Everyone is motivated by different things, but it is vital to your company’s performance and growth that you discover what those things are for your team… So how do you do that?

The most straightforward approach you can try is asking employees directly. While most employees don’t directly say things such as, “I am motivated by competition” or, “I am motivated by productivity”, they may reply in a variety of sentiments that allow you some insight. For instance if you ask them what stands out to them over the last few months and they reply with, “I really enjoyed when the CEO came to deliver our performance award”, they are likely to be motivated by recognition.

If that method seems too direct or proves unsuccessful, change your approach. Instead of asking, try posing more specific statements that will help you observe the answer. Asking team members things such as, “What do you look forward to at work?” or “What projects have you enjoyed over the last six months?” will help you define the kind of work that they not only enjoy, but are more likely to work hard on and invest their time in. This additionally informs you as a leader to the changes you can implement to motivate your workers, and how to change the flow of your work environment.

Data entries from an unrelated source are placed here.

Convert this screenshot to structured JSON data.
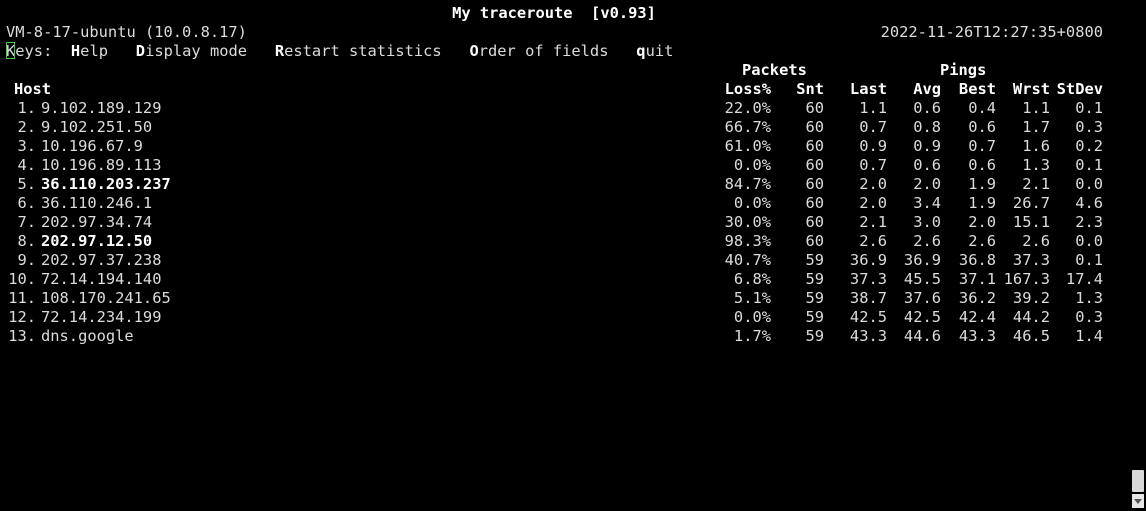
{
  "title": "My traceroute  [v0.93]",
  "host_info": "VM-8-17-ubuntu (10.0.8.17)",
  "datetime": "2022-11-26T12:27:35+0800",
  "keys": {
    "label": "Keys:",
    "items": [
      {
        "key": "H",
        "rest": "elp"
      },
      {
        "key": "D",
        "rest": "isplay mode"
      },
      {
        "key": "R",
        "rest": "estart statistics"
      },
      {
        "key": "O",
        "rest": "rder of fields"
      },
      {
        "key": "q",
        "rest": "uit"
      }
    ]
  },
  "groups": {
    "packets": "Packets",
    "pings": "Pings"
  },
  "columns": {
    "host": "Host",
    "loss": "Loss%",
    "snt": "Snt",
    "last": "Last",
    "avg": "Avg",
    "best": "Best",
    "wrst": "Wrst",
    "stdev": "StDev"
  },
  "rows": [
    {
      "n": "1.",
      "host": "9.102.189.129",
      "bold": false,
      "loss": "22.0%",
      "snt": "60",
      "last": "1.1",
      "avg": "0.6",
      "best": "0.4",
      "wrst": "1.1",
      "stdev": "0.1"
    },
    {
      "n": "2.",
      "host": "9.102.251.50",
      "bold": false,
      "loss": "66.7%",
      "snt": "60",
      "last": "0.7",
      "avg": "0.8",
      "best": "0.6",
      "wrst": "1.7",
      "stdev": "0.3"
    },
    {
      "n": "3.",
      "host": "10.196.67.9",
      "bold": false,
      "loss": "61.0%",
      "snt": "60",
      "last": "0.9",
      "avg": "0.9",
      "best": "0.7",
      "wrst": "1.6",
      "stdev": "0.2"
    },
    {
      "n": "4.",
      "host": "10.196.89.113",
      "bold": false,
      "loss": "0.0%",
      "snt": "60",
      "last": "0.7",
      "avg": "0.6",
      "best": "0.6",
      "wrst": "1.3",
      "stdev": "0.1"
    },
    {
      "n": "5.",
      "host": "36.110.203.237",
      "bold": true,
      "loss": "84.7%",
      "snt": "60",
      "last": "2.0",
      "avg": "2.0",
      "best": "1.9",
      "wrst": "2.1",
      "stdev": "0.0"
    },
    {
      "n": "6.",
      "host": "36.110.246.1",
      "bold": false,
      "loss": "0.0%",
      "snt": "60",
      "last": "2.0",
      "avg": "3.4",
      "best": "1.9",
      "wrst": "26.7",
      "stdev": "4.6"
    },
    {
      "n": "7.",
      "host": "202.97.34.74",
      "bold": false,
      "loss": "30.0%",
      "snt": "60",
      "last": "2.1",
      "avg": "3.0",
      "best": "2.0",
      "wrst": "15.1",
      "stdev": "2.3"
    },
    {
      "n": "8.",
      "host": "202.97.12.50",
      "bold": true,
      "loss": "98.3%",
      "snt": "60",
      "last": "2.6",
      "avg": "2.6",
      "best": "2.6",
      "wrst": "2.6",
      "stdev": "0.0"
    },
    {
      "n": "9.",
      "host": "202.97.37.238",
      "bold": false,
      "loss": "40.7%",
      "snt": "59",
      "last": "36.9",
      "avg": "36.9",
      "best": "36.8",
      "wrst": "37.3",
      "stdev": "0.1"
    },
    {
      "n": "10.",
      "host": "72.14.194.140",
      "bold": false,
      "loss": "6.8%",
      "snt": "59",
      "last": "37.3",
      "avg": "45.5",
      "best": "37.1",
      "wrst": "167.3",
      "stdev": "17.4"
    },
    {
      "n": "11.",
      "host": "108.170.241.65",
      "bold": false,
      "loss": "5.1%",
      "snt": "59",
      "last": "38.7",
      "avg": "37.6",
      "best": "36.2",
      "wrst": "39.2",
      "stdev": "1.3"
    },
    {
      "n": "12.",
      "host": "72.14.234.199",
      "bold": false,
      "loss": "0.0%",
      "snt": "59",
      "last": "42.5",
      "avg": "42.5",
      "best": "42.4",
      "wrst": "44.2",
      "stdev": "0.3"
    },
    {
      "n": "13.",
      "host": "dns.google",
      "bold": false,
      "loss": "1.7%",
      "snt": "59",
      "last": "43.3",
      "avg": "44.6",
      "best": "43.3",
      "wrst": "46.5",
      "stdev": "1.4"
    }
  ],
  "colors": {
    "background": "#000000",
    "text": "#dcdcdc",
    "bold": "#ffffff",
    "cursor": "#3cd03c"
  }
}
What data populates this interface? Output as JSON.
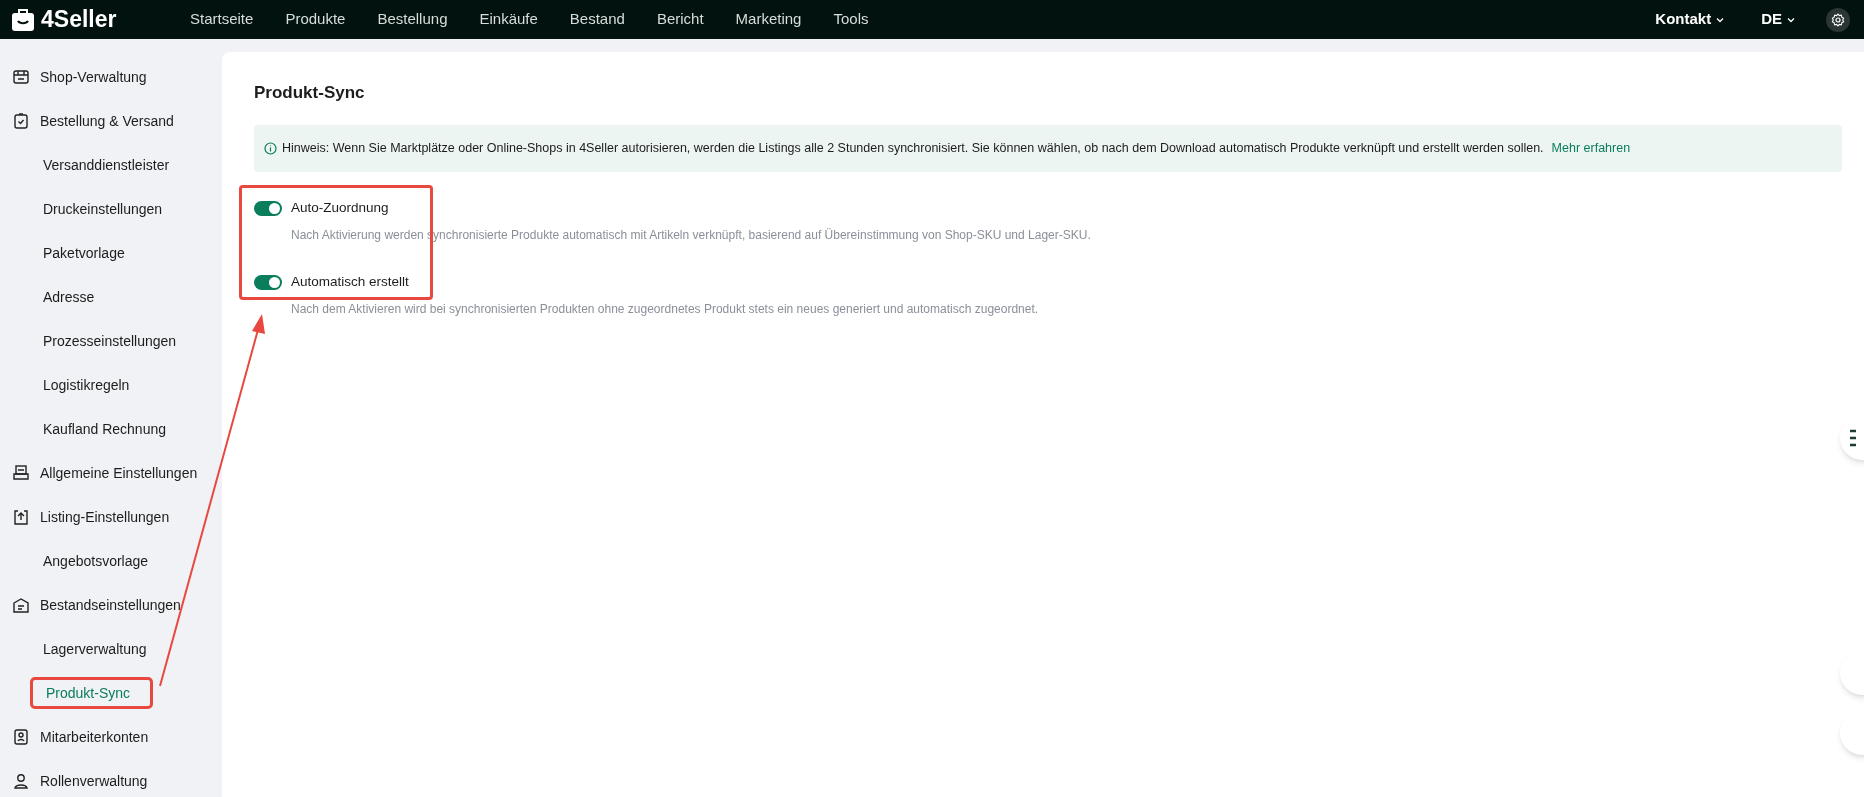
{
  "brand": "4Seller",
  "nav": [
    {
      "label": "Startseite"
    },
    {
      "label": "Produkte"
    },
    {
      "label": "Bestellung"
    },
    {
      "label": "Einkäufe"
    },
    {
      "label": "Bestand"
    },
    {
      "label": "Bericht"
    },
    {
      "label": "Marketing"
    },
    {
      "label": "Tools"
    }
  ],
  "top_right": {
    "contact": "Kontakt",
    "language": "DE"
  },
  "sidebar": [
    {
      "label": "Shop-Verwaltung",
      "selected": false,
      "highlighted": false
    },
    {
      "label": "Bestellung & Versand",
      "selected": false,
      "highlighted": false,
      "children": [
        {
          "label": "Versanddienstleister",
          "selected": false,
          "highlighted": false
        },
        {
          "label": "Druckeinstellungen",
          "selected": false,
          "highlighted": false
        },
        {
          "label": "Paketvorlage",
          "selected": false,
          "highlighted": false
        },
        {
          "label": "Adresse",
          "selected": false,
          "highlighted": false
        },
        {
          "label": "Prozesseinstellungen",
          "selected": false,
          "highlighted": false
        },
        {
          "label": "Logistikregeln",
          "selected": false,
          "highlighted": false
        },
        {
          "label": "Kaufland Rechnung",
          "selected": false,
          "highlighted": false
        }
      ]
    },
    {
      "label": "Allgemeine Einstellungen",
      "selected": false,
      "highlighted": false
    },
    {
      "label": "Listing-Einstellungen",
      "selected": false,
      "highlighted": false,
      "children": [
        {
          "label": "Angebotsvorlage",
          "selected": false,
          "highlighted": false
        }
      ]
    },
    {
      "label": "Bestandseinstellungen",
      "selected": false,
      "highlighted": false,
      "children": [
        {
          "label": "Lagerverwaltung",
          "selected": false,
          "highlighted": false
        },
        {
          "label": "Produkt-Sync",
          "selected": true,
          "highlighted": true
        }
      ]
    },
    {
      "label": "Mitarbeiterkonten",
      "selected": false,
      "highlighted": false
    },
    {
      "label": "Rollenverwaltung",
      "selected": false,
      "highlighted": false
    }
  ],
  "page": {
    "title": "Produkt-Sync",
    "notice": {
      "text": "Hinweis: Wenn Sie Marktplätze oder Online-Shops in 4Seller autorisieren, werden die Listings alle 2 Stunden synchronisiert. Sie können wählen, ob nach dem Download automatisch Produkte verknüpft und erstellt werden sollen.",
      "link": "Mehr erfahren"
    },
    "settings_highlighted": true,
    "settings": [
      {
        "label": "Auto-Zuordnung",
        "on": true,
        "description": "Nach Aktivierung werden synchronisierte Produkte automatisch mit Artikeln verknüpft, basierend auf Übereinstimmung von Shop-SKU und Lager-SKU."
      },
      {
        "label": "Automatisch erstellt",
        "on": true,
        "description": "Nach dem Aktivieren wird bei synchronisierten Produkten ohne zugeordnetes Produkt stets ein neues generiert und automatisch zugeordnet."
      }
    ]
  },
  "annotation_arrow": true
}
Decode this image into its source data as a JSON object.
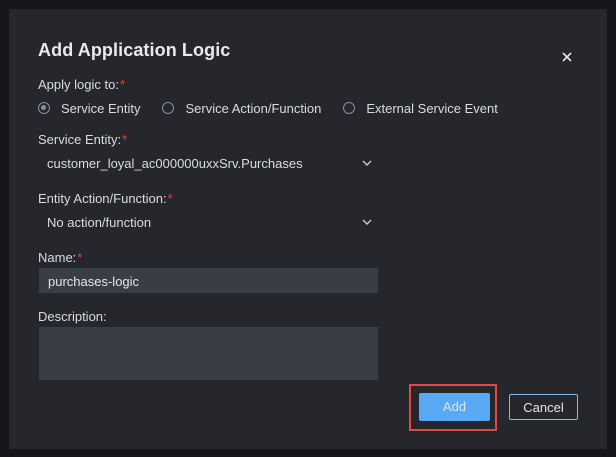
{
  "dialog": {
    "title": "Add Application Logic",
    "close_icon": "close-icon"
  },
  "apply_logic": {
    "label": "Apply logic to:",
    "required_mark": "*",
    "options": [
      {
        "label": "Service Entity",
        "checked": true
      },
      {
        "label": "Service Action/Function",
        "checked": false
      },
      {
        "label": "External Service Event",
        "checked": false
      }
    ]
  },
  "service_entity": {
    "label": "Service Entity:",
    "required_mark": "*",
    "value": "customer_loyal_ac000000uxxSrv.Purchases"
  },
  "entity_action": {
    "label": "Entity Action/Function:",
    "required_mark": "*",
    "value": "No action/function"
  },
  "name": {
    "label": "Name:",
    "required_mark": "*",
    "value": "purchases-logic"
  },
  "description": {
    "label": "Description:",
    "value": ""
  },
  "buttons": {
    "add_label": "Add",
    "cancel_label": "Cancel"
  },
  "colors": {
    "accent": "#5aa9f4",
    "required": "#e0463b",
    "highlight": "#e04a45",
    "dialog_bg": "#25272c"
  }
}
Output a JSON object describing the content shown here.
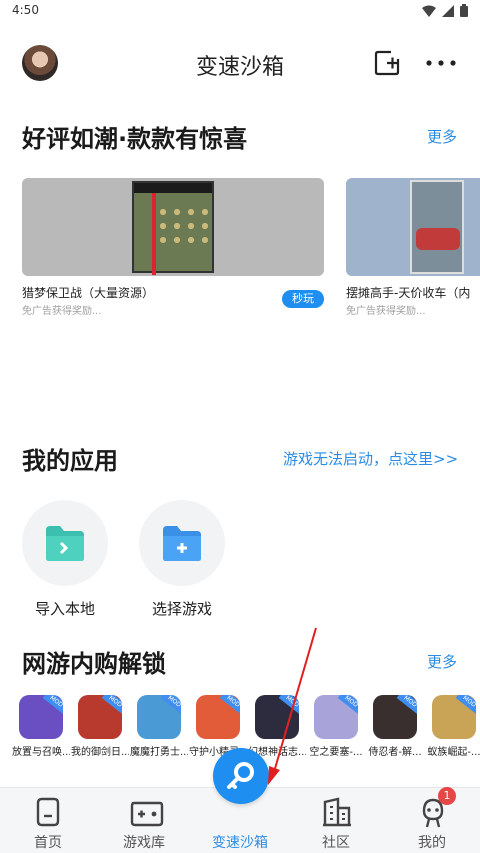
{
  "status_bar": {
    "time": "4:50"
  },
  "header": {
    "title": "变速沙箱"
  },
  "featured": {
    "title": "好评如潮·款款有惊喜",
    "more_label": "更多",
    "games": [
      {
        "name": "猎梦保卫战（大量资源）",
        "subtitle": "免广告获得奖励...",
        "play_label": "秒玩"
      },
      {
        "name": "摆摊高手-天价收车（内",
        "subtitle": "免广告获得奖励..."
      }
    ]
  },
  "my_apps": {
    "title": "我的应用",
    "help_link": "游戏无法启动，点这里>>",
    "tiles": [
      {
        "label": "导入本地",
        "icon": "folder-import-icon"
      },
      {
        "label": "选择游戏",
        "icon": "folder-add-icon"
      }
    ]
  },
  "unlock": {
    "title": "网游内购解锁",
    "more_label": "更多",
    "games": [
      {
        "label": "放置与召唤...",
        "color": "#6a4fc2"
      },
      {
        "label": "我的御剑日...",
        "color": "#b83a2f"
      },
      {
        "label": "魔魔打勇士...",
        "color": "#4a9ad6"
      },
      {
        "label": "守护小精灵...",
        "color": "#e25c3a"
      },
      {
        "label": "幻想神话志...",
        "color": "#2d2b3e"
      },
      {
        "label": "空之要塞-...",
        "color": "#a8a3d8"
      },
      {
        "label": "侍忍者-解...",
        "color": "#3a2f2f"
      },
      {
        "label": "蚁族崛起-...",
        "color": "#c9a457"
      }
    ]
  },
  "bottom_nav": {
    "items": [
      {
        "label": "首页",
        "icon": "home-icon"
      },
      {
        "label": "游戏库",
        "icon": "gamepad-icon"
      },
      {
        "label": "变速沙箱",
        "icon": "key-icon"
      },
      {
        "label": "社区",
        "icon": "building-icon"
      },
      {
        "label": "我的",
        "icon": "profile-icon"
      }
    ],
    "badge": "1"
  },
  "colors": {
    "accent": "#2a8ce5",
    "button": "#1e8ef0",
    "badge": "#e74646",
    "annotation_arrow": "#e02020"
  }
}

With an employee motivated by recognition, there are little changes you can make. For an employee motivated that way, any sign of recognition is a good one from making public comments of approval, to holding “awards” ceremony where you hand out certificates of appreciation.

Of course, those methods won’t be well-suited for everyone, such as shy employees. There are various personality factors to consider when customizing the motivation for your employees. For more introverted employees who are motivated by recognition, try an email stating your appreciation for their hard work. Taking the time to really consider both their personality and motivation style will make you a well respected and noteworthy leader.